Their decision put the Social Democrats and the Greens on the defensive, forcing them to deny any plans to strike an electoral pact with the Party of Democratic Socialism (PDS), the third biggest in the east.
"I have said it many times, and I shall say it again: there can be no co-operation or coalition with a post-Stalinist party," declared Joschka Fischer, the leader of the Greens. Mr Fischer was reacting to news that one of his MPs, Vera Lengsfeld, had crossed over to the government benches because she felt the Greens were "prepared to help the PDS back to power in order to get into power itself".
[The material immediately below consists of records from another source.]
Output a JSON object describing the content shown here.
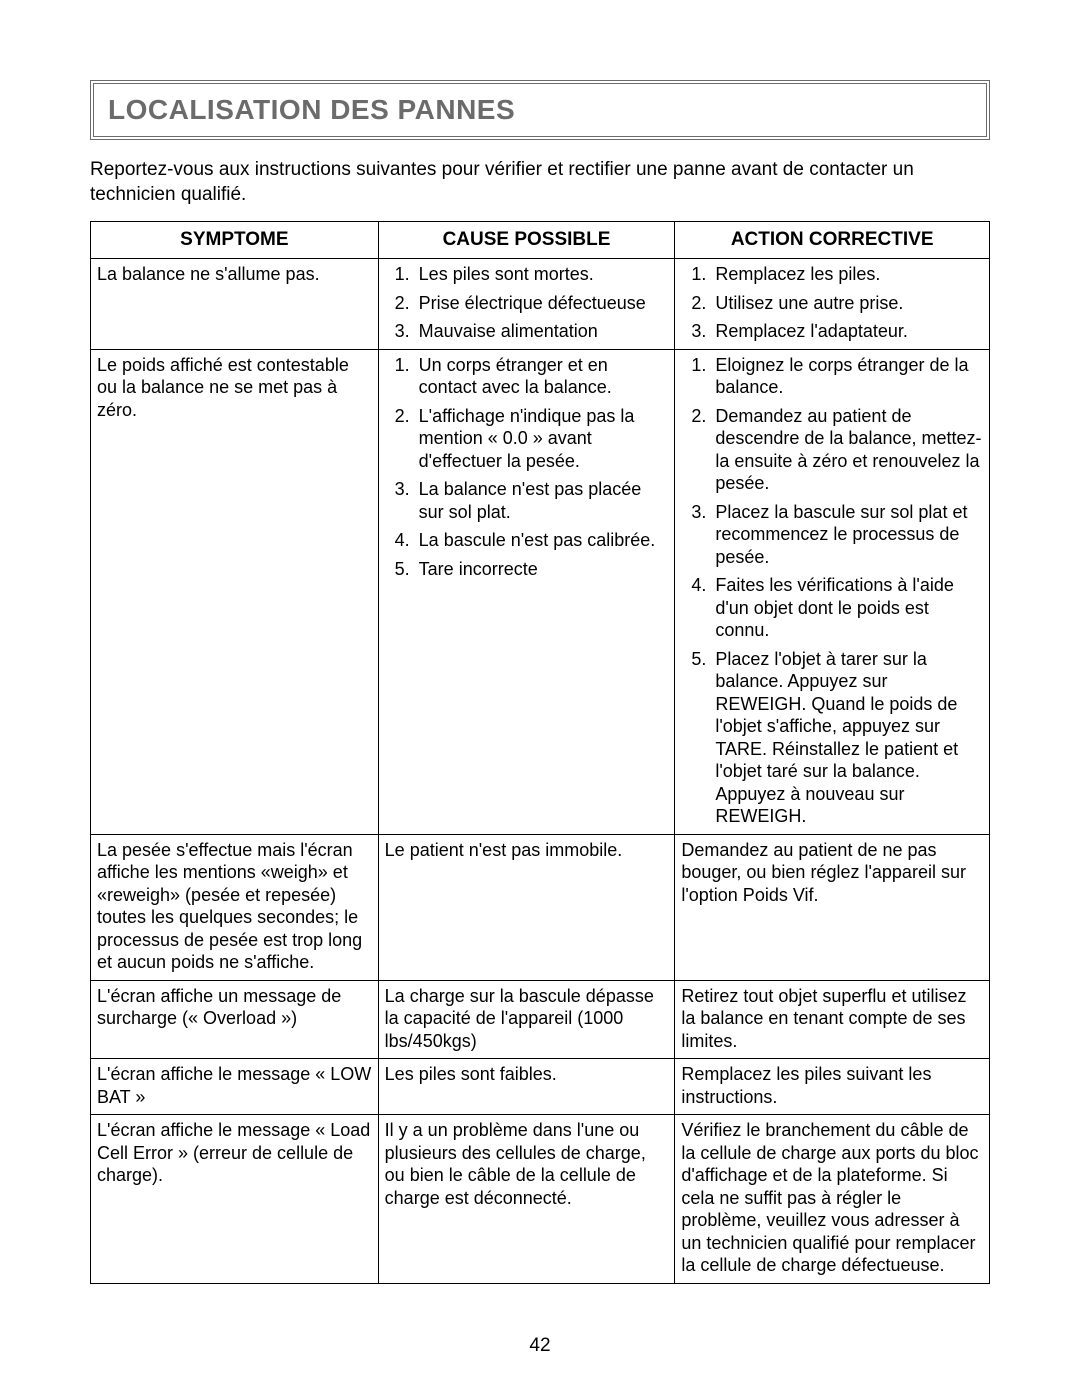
{
  "page": {
    "title": "LOCALISATION DES PANNES",
    "intro": "Reportez-vous aux instructions suivantes pour vérifier et rectifier une panne avant de contacter un technicien qualifié.",
    "page_number": "42",
    "headers": {
      "symptom": "SYMPTOME",
      "cause": "CAUSE POSSIBLE",
      "action": "ACTION CORRECTIVE"
    },
    "rows": [
      {
        "symptom": "La balance ne s'allume pas.",
        "causes": [
          "Les piles sont mortes.",
          "Prise électrique défectueuse",
          "Mauvaise alimentation"
        ],
        "actions": [
          "Remplacez les piles.",
          "Utilisez une autre prise.",
          "Remplacez l'adaptateur."
        ]
      },
      {
        "symptom": "Le poids affiché est contestable ou la balance ne se met pas à zéro.",
        "causes": [
          "Un corps étranger et en contact avec la balance.",
          "L'affichage n'indique pas la mention « 0.0 » avant d'effectuer la pesée.",
          "La balance n'est pas placée sur sol plat.",
          "La bascule n'est pas calibrée.",
          "Tare incorrecte"
        ],
        "actions": [
          "Eloignez le corps étranger de la balance.",
          "Demandez au patient de descendre de la balance, mettez-la ensuite à zéro et renouvelez la pesée.",
          "Placez la bascule sur sol plat et recommencez le processus de pesée.",
          "Faites les vérifications à l'aide d'un objet dont le poids est connu.",
          "Placez l'objet à tarer sur la balance. Appuyez sur REWEIGH. Quand le poids de l'objet s'affiche, appuyez sur TARE. Réinstallez le patient et l'objet taré sur la balance. Appuyez à nouveau sur REWEIGH."
        ]
      },
      {
        "symptom": "La pesée s'effectue mais l'écran affiche les mentions «weigh» et «reweigh» (pesée et repesée) toutes les quelques secondes; le processus de pesée est trop long et aucun poids ne s'affiche.",
        "cause_text": "Le patient n'est pas immobile.",
        "action_text": "Demandez au patient de ne pas bouger, ou bien réglez l'appareil sur l'option Poids Vif."
      },
      {
        "symptom": "L'écran affiche un message de surcharge (« Overload »)",
        "cause_text": "La charge sur la bascule dépasse la capacité de l'appareil (1000 lbs/450kgs)",
        "action_text": "Retirez tout objet superflu et utilisez la balance en tenant compte de ses limites."
      },
      {
        "symptom": "L'écran affiche le message « LOW BAT »",
        "cause_text": "Les piles sont faibles.",
        "action_text": "Remplacez les piles suivant les instructions."
      },
      {
        "symptom": "L'écran affiche le message « Load Cell Error » (erreur de cellule de charge).",
        "cause_text": "Il y a un problème dans l'une ou plusieurs des cellules de charge, ou bien le câble de la cellule de charge est déconnecté.",
        "action_text": "Vérifiez le branchement du câble de la cellule de charge aux ports du bloc d'affichage et de la plateforme. Si cela ne suffit pas à régler le problème, veuillez vous adresser à un technicien qualifié pour remplacer la cellule de charge défectueuse."
      }
    ]
  }
}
Ms Lengsfeld, a civil rights activist arrested in the 1980s by the Honecker regime, has strong personal reasons for opposing a party which has so far refused to repudiate its past. In 1992 she divorced her husband, after discovering that he had spied on her for the Stasi. The six other new Christian Democrats, not in parliament, were also known opponents of the Communist regime.
Until recently, the Greens and the Social Democrats have maintained a common front with the right against the PDS, convinced that the ex-Communists would eventually fade away. Their calculations have turned out to be wrong, and party strategists now expect the outcome of the next general election to hinge on votes in the east, and the mandates the PDS might be able to contribute to a putative "Red-Green" coalition.
The polls show that if elections were held today, the three parties together would in theory be able to dislodge Mr Kohl. But in practice, as the events of yesterday illustrated, even a hint of a deal with the PDS would exact retribution. Politics in the east continues to have a dynamism of its own, far removed from the fault lines which divide the rest of the country.